19 – 24 October 2015
A Certain Distance is a solo exhibition of drawings, compositions and prints by Ross Hamilton Frew. The works on show are the accumulation of twelve months of research with Paper Studio Northumbria, at Northumbria University. During this period Frew investigated various methods of paper production in order to create a paper-stock made entirely from pulped books. This alongside miscellaneous examples of found and made paper make up the exhibition.
By stripping books, a process popular in 20th Century publishing where unsold books were stripped of their cover in order to be pulped and recycled, Frew plays on the symbolic imagery of destroying books in order to create new content. This action suggests the artist is interested in how we value knowledge within contemporary society and what role destruction can play in creativity. The act of pulping literature could be viewed negatively, yet within the industry it has the long term effect of diminishing the number of copies of a given publication and of making the surviving copies more valuable in the book collecting market. Frew’s literary sacrifices may go relatively unnoticed within this market, but the symbolism holds true. Frew shows his gratitude for this material and pays homage to the lost texts by collecting five and seven syllable sentences from these books to build haiku, perhaps repurposing the content to create new meaning. These haiku are turned into wall drawings and sit comfortably alongside the resulting paper works. The simple Japanese poem structure reflects the simple structure of the drawings and vice versa. The works are also not individually titled but rather grouped by their proximity to the haiku, thus emphasising the works as a body rather than a series of individual drawings.
The involvement of the hand in the paper making process introduces an artisanal element to Frew’s practice. However this is juxtaposed by the method of his drawing. Previously Frew has used a series of frameworks from which his work is derived, but has instead opted this time to allow the surface he draws upon to dictate the outcome. The produced drawing surface contains the speckled remains of the text that gave way for its production, and these markings provide the starting point for all the exhibited works. Frew’s straight lines connect the dots and build the foundations for all the exhibited drawings.

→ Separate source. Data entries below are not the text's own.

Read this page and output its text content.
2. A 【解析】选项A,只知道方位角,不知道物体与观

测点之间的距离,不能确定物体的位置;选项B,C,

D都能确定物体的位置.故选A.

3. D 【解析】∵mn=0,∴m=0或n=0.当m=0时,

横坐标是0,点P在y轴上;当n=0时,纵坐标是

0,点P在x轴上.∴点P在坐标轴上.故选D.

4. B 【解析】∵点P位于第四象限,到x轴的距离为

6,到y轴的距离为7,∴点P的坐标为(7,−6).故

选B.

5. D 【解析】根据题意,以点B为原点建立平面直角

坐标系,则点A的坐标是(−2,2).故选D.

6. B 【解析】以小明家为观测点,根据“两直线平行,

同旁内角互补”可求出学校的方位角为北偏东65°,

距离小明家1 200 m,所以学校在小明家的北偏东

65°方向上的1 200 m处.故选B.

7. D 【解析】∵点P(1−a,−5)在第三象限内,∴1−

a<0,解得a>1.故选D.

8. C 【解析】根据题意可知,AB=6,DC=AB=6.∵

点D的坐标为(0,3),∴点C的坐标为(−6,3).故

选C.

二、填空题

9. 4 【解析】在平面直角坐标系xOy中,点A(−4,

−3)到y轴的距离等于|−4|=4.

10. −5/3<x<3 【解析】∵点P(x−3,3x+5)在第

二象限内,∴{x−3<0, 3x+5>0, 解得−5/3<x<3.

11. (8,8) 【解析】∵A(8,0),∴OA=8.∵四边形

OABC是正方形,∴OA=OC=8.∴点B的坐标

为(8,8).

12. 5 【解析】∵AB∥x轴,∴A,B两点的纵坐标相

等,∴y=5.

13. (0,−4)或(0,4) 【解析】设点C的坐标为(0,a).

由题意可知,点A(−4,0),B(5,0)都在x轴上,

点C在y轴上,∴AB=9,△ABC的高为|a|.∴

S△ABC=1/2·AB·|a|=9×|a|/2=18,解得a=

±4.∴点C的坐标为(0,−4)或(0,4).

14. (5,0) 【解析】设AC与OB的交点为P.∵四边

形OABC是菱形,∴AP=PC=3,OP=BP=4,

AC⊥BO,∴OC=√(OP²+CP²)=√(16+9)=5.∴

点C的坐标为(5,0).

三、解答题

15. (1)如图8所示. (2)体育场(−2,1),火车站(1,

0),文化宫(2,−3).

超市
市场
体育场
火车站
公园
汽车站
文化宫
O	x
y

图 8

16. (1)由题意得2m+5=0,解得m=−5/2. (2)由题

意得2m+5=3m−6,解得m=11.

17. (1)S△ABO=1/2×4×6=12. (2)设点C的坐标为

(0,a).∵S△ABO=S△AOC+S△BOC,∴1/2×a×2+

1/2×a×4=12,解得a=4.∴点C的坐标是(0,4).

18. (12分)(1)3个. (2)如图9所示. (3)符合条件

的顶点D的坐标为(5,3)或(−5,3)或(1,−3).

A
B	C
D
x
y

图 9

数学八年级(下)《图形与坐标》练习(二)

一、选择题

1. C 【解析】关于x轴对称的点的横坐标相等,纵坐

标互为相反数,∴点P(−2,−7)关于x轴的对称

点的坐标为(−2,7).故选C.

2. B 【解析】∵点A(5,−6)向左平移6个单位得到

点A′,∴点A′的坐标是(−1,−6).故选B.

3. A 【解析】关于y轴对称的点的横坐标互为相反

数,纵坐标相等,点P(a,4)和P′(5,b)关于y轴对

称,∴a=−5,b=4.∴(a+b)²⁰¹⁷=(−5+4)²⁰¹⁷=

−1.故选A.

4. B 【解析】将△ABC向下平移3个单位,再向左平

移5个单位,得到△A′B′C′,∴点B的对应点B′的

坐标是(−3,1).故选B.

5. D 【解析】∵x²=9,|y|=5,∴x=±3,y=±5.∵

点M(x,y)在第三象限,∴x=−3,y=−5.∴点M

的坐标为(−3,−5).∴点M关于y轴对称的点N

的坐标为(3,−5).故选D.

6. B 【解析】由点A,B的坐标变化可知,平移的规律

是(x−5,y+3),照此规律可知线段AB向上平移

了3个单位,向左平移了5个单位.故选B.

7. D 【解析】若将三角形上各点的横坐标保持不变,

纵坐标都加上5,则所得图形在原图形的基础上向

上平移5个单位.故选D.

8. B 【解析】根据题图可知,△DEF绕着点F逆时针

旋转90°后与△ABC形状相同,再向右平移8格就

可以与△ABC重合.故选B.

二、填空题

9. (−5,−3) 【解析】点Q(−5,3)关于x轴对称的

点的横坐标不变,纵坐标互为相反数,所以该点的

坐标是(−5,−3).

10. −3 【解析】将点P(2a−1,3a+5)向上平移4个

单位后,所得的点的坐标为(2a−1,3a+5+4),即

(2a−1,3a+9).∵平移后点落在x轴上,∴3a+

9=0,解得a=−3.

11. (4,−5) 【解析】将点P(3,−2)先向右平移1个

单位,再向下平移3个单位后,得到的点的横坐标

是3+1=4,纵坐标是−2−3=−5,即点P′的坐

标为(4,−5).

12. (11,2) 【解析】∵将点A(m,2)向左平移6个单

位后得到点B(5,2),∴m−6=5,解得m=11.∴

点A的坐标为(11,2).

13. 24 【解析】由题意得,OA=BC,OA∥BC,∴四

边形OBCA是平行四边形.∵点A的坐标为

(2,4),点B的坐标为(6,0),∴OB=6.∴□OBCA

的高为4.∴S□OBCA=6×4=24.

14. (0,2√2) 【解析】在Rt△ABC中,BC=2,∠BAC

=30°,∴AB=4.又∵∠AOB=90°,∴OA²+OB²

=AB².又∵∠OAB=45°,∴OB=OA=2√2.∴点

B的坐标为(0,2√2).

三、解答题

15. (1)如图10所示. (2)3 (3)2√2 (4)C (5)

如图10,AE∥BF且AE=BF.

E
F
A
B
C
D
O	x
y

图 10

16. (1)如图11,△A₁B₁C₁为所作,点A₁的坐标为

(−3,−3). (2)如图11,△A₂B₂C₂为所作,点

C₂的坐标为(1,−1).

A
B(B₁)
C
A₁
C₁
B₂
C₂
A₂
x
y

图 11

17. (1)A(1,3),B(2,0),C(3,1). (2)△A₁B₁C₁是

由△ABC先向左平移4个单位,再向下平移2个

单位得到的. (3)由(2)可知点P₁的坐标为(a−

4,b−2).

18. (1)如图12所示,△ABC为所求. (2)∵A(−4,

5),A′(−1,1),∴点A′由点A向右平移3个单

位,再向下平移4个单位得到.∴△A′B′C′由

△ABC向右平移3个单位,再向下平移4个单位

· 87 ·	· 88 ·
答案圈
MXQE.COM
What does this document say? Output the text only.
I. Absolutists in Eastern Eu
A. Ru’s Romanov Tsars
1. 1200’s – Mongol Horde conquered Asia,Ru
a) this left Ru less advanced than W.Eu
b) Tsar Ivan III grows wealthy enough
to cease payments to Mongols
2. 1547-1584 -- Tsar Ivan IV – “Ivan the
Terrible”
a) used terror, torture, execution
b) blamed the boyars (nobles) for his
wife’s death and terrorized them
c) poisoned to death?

This process of marking, erasing, shifting and building is mechanical in nature and by introducing the use of a photocopier to build on the texture of the speckled line, Frew balances the praxis between the handmade and the machine, the artisanal and the mass produced.
This is further emphasised by the title of the show ‘A Certain Distance’ which is in reference to the geometric term ‘locus’, which is a set of points whose location satisfies or is determined by specified conditions, such as equidistance. This alludes to an obsession with systems and structures within his practice and Frew is allowing that system to dictate how he makes his work. However, the inevitability of human error and the unpredictability of a hand made process give the drawing no other option than to forego any ideas of perfection. With this removed the emphasis is solely aimed towards creating new experimentation in contemporary drawing.